All of this means the lead singer, who was the most impressive aspect of the other side, a rendition of the pop song Tree In The Meadow (which not surprisingly had a good melody at least), is forced to twist himself into knots to carry this off. This has every appearance of a song intended for Sonny Til and The Orioles but although they were better singers than The Carnations they wouldn’t have been able to do much with it either.

Of course they’re hardly helped by the intrusive chimes, wandering guitar and the minimal support of the group as a whole who hum nicely enough, but offer nothing else.

Now there are a few moments on Clown Of The Masquerade that are better than we’re making it out to seem.
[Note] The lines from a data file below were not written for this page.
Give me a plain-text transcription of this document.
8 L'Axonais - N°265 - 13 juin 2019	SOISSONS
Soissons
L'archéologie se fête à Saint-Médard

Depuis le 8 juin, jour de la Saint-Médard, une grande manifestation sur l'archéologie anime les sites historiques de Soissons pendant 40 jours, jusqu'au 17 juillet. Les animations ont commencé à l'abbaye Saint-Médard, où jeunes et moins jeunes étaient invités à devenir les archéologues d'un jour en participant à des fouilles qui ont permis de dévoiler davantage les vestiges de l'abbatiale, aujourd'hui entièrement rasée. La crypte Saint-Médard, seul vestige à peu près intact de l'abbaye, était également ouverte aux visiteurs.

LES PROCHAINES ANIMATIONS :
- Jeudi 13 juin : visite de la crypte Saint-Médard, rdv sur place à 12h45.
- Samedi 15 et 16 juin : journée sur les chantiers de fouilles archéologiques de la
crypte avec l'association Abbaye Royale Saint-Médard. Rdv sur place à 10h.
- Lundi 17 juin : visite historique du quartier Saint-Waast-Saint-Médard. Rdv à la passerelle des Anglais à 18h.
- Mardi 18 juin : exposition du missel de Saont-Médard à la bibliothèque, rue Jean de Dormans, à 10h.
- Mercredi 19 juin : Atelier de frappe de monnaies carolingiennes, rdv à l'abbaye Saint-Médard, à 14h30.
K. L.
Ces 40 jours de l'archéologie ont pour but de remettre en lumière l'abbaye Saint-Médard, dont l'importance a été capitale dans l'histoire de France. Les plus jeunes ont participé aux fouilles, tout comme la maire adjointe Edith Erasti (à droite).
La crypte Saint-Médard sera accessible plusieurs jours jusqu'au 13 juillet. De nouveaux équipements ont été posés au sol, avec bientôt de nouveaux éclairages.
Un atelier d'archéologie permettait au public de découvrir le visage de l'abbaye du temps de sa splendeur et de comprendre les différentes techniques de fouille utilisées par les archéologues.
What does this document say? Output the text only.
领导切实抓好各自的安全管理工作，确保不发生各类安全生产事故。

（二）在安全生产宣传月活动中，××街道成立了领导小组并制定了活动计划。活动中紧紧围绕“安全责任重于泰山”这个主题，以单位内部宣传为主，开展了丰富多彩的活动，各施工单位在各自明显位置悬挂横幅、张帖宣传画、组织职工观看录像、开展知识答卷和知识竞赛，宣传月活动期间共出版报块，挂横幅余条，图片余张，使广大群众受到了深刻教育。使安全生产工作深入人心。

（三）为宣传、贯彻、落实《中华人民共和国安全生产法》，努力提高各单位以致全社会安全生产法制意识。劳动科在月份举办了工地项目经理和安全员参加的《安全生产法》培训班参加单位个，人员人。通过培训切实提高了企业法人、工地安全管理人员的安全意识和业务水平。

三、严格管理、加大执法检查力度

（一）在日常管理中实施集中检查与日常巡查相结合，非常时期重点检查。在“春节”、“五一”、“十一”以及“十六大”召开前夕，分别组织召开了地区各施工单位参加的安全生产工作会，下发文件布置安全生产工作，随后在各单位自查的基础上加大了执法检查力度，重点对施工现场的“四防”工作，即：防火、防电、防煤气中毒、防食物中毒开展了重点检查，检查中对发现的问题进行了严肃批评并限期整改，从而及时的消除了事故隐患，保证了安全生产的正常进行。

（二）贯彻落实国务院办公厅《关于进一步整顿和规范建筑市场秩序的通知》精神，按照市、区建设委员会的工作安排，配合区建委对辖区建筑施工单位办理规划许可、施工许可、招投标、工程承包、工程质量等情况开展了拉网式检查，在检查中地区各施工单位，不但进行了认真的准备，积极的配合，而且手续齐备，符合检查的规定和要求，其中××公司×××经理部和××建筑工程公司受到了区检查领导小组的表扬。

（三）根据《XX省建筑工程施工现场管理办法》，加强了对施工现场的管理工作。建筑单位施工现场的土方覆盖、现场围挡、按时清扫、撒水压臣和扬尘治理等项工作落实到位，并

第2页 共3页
The delivery on the first line of the bridge is excellent and the overall story about a guy who is tentatively waiting for the girl of his dreams to come to a decision about their impending relationship is solid enough in concept.

But we never get to really feel invested in any of it because it comes across as so uncoordinated… a songwriter reaching beyond his grasp to appear a sensitive and deep thinker without having the basic English lit skills to string the words together in a way that is far more pleasing than this.

Since his other records contained better musical attributes, maybe he should’ve started there and come up with a good song and then crafted the words to fit the catchier melody rather than start with some lofty sonnets and be forced to affix them to a bare bones track that will leave you cold.

Exile Or Happiness
Whenever someone is prone to dismissing the lyrical brilliance of a Smokey Robinson, Chuck Berry or Kendrick Lamar (or fill in the blank of whoever you think is deserving of the utmost praise) we’ll refer you back to this long forgotten record where the lyrics were the obvious focal point to the detriment of everything else.

The two elements of song go hand in hand and while it’s certainly possible to have great vocal records that are barely intelligible lyrically the presence of words that fit seamlessly into the song’s melody is a skill that we too often take for granted.

We can appreciate the effort to be more than a simple “moon/June” rhyme scheme, but Clown Of The Masquerade forgets the number one requirement for songs is to be enjoyable to listen to and this is far too ponderous for that.

The funny thing about music is all songwriters have access to the same notes and the same dictionary as everyone else, yet the way in which they meld those two things together sometimes is as far apart as Mercury and Pluto.

The ones closest to the sun we never forget, while ones like this just seem to float into the abyss of a cold and distant space.